NORFOLK, Va. (WAVY) — Doctors from the Children’s Hospital of The King’s Daughters want to remind parents to think twice before bringing their child to the emergency department or urgent care centers as locations fill up during this surge from the coronavirus omicron variant.

CHKD’s emergency department and urgent cares aren’t at capacity, but they’re overwhelmed with worried parents as more kids get sick this winter.

Children’s Medical Group Medical Director Dr. Doug Mitchell says even though pediatric cases and hospitalizations are high, COVID-19 isn’t the only virus going around.

“That’s the importance of vaccinating for both flu and COVID. They are both out there. Any symptom, any fever, keeps a kid home from school,” he said.

With half of this school year left, he says schools aren’t fueling this latest surge.

“Would I blame it on schools? No, I don’t blame it on schools because we’ve shown over the period of time that kids are actually safer in schools,” said Mitchell. “They’re less likely to acquire it in the school setting than they are in the community.”

He says low vaccination rates among children are the main culprit as to why it’s spreading quickly among kids, with roughly three in 10 kids testing positive, and recommends vaccinating children against the flu as well as COVID-19.

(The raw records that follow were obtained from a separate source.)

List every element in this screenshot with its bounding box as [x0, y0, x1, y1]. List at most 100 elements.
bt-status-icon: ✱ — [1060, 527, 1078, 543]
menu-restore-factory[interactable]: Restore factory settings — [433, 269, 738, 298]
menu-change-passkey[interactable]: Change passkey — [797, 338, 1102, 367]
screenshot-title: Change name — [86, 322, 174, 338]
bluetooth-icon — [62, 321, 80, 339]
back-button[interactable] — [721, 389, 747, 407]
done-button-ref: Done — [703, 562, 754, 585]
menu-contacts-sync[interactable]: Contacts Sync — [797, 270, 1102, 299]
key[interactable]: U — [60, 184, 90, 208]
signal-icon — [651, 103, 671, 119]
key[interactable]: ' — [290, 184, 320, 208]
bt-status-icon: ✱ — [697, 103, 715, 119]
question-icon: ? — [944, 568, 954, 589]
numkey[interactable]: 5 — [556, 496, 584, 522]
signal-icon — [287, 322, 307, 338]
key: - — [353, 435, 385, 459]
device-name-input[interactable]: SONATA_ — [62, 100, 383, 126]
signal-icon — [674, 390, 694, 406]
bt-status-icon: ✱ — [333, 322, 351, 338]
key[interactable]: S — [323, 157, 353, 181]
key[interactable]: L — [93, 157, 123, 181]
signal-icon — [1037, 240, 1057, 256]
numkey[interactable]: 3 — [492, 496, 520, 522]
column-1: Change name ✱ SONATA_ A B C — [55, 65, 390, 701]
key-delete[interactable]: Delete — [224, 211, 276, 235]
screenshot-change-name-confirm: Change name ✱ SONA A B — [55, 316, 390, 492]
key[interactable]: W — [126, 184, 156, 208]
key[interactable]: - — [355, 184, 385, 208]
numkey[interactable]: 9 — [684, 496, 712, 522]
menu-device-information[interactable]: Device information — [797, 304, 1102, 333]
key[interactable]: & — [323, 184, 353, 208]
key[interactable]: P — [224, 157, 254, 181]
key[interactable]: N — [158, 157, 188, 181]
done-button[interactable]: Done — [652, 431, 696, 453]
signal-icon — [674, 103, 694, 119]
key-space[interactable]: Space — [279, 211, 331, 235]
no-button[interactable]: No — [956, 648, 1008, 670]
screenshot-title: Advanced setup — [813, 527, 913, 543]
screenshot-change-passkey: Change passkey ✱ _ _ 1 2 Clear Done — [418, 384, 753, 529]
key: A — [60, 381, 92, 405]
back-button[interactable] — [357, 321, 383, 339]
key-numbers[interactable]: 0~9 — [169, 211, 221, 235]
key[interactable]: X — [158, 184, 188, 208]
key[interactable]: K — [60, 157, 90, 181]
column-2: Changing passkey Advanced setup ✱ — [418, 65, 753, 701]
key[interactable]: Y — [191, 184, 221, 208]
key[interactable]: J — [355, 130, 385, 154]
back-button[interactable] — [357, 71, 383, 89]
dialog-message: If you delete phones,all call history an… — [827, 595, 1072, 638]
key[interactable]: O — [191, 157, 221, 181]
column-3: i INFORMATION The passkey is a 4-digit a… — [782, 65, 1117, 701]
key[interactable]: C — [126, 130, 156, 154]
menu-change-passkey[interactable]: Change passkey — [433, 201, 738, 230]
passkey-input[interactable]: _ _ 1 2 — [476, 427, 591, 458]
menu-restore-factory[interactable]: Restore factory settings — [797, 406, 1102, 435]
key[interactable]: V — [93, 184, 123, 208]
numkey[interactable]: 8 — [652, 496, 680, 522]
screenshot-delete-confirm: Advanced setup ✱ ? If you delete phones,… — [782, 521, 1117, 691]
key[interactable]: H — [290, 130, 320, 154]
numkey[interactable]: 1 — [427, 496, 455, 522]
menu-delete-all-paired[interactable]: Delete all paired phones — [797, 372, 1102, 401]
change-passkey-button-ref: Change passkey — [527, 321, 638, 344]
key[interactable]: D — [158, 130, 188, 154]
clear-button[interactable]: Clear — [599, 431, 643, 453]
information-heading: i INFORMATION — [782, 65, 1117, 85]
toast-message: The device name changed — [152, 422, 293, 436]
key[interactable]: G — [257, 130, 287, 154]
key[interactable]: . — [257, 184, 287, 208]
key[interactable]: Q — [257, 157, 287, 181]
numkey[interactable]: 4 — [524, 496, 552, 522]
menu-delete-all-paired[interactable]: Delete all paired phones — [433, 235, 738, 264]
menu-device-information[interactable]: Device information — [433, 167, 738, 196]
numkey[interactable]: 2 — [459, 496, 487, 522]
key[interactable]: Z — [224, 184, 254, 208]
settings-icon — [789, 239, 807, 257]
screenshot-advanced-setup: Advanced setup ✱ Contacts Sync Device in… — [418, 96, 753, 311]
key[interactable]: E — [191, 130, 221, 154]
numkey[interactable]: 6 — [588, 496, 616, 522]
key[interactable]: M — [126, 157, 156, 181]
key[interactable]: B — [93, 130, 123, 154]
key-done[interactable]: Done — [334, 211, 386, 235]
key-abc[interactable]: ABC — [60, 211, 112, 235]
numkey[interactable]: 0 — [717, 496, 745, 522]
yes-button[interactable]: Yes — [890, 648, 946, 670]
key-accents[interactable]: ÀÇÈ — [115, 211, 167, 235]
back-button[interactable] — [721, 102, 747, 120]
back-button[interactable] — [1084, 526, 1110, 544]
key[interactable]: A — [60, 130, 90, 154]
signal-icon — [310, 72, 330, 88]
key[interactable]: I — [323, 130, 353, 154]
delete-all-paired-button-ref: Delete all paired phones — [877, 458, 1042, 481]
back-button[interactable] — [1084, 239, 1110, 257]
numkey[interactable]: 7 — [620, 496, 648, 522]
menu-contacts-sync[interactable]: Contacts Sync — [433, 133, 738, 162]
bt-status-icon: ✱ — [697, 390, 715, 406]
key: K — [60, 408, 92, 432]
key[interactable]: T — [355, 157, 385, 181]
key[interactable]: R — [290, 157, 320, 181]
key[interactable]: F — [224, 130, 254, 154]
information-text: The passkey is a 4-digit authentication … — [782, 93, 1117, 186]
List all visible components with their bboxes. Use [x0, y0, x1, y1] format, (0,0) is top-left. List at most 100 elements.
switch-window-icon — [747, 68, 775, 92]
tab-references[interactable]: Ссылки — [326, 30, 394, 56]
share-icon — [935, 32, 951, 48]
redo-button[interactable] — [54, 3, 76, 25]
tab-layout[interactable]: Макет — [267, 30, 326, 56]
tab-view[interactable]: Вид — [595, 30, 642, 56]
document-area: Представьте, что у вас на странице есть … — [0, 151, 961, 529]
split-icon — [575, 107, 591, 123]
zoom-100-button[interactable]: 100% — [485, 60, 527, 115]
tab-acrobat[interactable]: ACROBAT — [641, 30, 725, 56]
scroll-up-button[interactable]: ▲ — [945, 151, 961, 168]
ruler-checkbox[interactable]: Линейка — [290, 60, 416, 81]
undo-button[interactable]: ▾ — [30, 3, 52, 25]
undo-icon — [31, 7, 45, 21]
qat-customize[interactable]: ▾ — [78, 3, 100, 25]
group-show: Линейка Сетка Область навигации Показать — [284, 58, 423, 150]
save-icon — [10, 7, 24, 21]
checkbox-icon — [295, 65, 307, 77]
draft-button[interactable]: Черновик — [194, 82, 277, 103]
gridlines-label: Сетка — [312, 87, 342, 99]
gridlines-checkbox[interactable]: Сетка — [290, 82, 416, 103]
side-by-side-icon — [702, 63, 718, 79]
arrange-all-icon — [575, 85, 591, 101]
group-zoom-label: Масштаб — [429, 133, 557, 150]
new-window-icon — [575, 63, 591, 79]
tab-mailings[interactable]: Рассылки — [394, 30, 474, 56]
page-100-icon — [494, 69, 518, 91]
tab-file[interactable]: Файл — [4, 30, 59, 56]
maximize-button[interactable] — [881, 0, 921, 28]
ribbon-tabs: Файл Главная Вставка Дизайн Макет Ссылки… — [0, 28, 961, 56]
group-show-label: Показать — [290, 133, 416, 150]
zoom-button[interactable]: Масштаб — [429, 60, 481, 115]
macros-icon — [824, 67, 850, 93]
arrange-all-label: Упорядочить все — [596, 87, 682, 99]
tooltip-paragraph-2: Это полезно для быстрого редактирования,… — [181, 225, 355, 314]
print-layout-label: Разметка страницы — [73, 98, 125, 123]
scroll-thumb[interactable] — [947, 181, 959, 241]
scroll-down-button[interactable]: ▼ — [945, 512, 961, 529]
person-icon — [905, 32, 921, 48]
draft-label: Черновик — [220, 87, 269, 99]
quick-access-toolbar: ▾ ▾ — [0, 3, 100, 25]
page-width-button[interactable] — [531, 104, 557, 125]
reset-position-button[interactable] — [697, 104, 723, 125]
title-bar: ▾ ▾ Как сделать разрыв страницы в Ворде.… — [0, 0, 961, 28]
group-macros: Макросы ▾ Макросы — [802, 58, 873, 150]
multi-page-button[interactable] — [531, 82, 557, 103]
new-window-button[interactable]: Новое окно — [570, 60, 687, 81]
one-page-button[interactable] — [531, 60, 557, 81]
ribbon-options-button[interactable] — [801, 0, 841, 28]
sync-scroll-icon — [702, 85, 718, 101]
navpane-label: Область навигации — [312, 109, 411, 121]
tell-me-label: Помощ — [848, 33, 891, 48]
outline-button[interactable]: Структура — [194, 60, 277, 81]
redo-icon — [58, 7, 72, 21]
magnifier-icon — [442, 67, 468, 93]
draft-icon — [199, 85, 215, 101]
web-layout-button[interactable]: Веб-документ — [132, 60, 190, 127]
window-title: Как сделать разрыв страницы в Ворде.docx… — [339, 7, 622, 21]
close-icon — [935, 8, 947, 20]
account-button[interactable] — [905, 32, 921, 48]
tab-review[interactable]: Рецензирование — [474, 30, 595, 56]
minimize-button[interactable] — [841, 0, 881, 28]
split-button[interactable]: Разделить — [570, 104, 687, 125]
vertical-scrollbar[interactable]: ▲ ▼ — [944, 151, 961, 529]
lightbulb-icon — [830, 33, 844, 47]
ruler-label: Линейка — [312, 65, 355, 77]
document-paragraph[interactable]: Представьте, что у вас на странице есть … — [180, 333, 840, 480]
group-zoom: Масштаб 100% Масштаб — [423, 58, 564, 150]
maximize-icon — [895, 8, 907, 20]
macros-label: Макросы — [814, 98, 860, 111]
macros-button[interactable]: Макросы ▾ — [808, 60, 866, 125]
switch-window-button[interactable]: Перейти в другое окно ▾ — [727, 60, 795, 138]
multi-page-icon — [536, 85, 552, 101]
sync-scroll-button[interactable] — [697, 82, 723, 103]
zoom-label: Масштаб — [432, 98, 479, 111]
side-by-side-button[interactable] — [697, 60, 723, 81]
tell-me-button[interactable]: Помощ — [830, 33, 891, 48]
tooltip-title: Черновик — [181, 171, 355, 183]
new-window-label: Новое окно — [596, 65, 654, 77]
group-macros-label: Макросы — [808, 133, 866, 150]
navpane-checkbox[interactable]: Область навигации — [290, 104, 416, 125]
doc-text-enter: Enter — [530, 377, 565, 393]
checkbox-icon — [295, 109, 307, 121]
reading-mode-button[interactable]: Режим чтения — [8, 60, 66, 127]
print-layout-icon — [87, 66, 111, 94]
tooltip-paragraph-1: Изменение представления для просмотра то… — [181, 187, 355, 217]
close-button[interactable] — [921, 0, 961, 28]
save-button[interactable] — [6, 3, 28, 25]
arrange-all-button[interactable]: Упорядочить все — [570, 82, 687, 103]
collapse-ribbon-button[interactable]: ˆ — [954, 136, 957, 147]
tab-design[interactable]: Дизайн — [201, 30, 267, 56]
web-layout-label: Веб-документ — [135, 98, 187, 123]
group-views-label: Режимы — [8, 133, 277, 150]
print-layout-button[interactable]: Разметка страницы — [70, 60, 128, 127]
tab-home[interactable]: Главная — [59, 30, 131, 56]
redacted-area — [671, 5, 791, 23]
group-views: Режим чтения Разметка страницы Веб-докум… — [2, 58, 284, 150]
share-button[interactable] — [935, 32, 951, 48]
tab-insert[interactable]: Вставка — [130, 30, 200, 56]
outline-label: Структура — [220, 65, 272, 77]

“The best way to protect the kids is vaccination and masking,” he said. “We know those two things work and we know they decrease the risk of infection. And we know they decrease the risk of severe infection.”

Medical experts say there’s no need to get a test for your kid if they have no COVID-19 symptoms or known exposure, but when in doubt:

“Listen to the parent’s intuition. Listen to your gut. You know how your child is. You know whether they’re mildly ill or severely ill,” said Mitchell.

If your child is experiencing severe symptoms, don’t hesitate to call 911 if you can’t get into an urgent care or see a pediatrician.

CHKD also released a statement about the recent surge of people seeking care within their health care system.

CHKD’s emergency department and Urgent Care centers are extremely busy, but not at capacity. CHKD’s main hospital is also not at capacity. We are still accepting patients. We encourage patients to seek care through their pediatrician, urgent care, emergency department or 911 depending on the severity of the situation.

Both the emergency department and our urgent care centers are receiving an extremely high volume of patients, and our pediatric practices are handling a large number of phone calls from parents seeking information on COVID testing. We are working diligently to answer all calls and ask for patience as we work to provide the care and information parents and children need.  

At the same time, we want to remind parents that children who have no symptoms or exposure do not need tests, and that emergency departments should be reserved for sick patients.  

Children who have mild symptoms are best cared for by their primary care doctors, or, if they are unable to get an appointment, in an urgent care setting. Children who have exposures but no symptoms can be tested at alternative testing sites using this Virginia Department of Health link.

As always, if your child has a severe illness or has trouble breathing, call 911.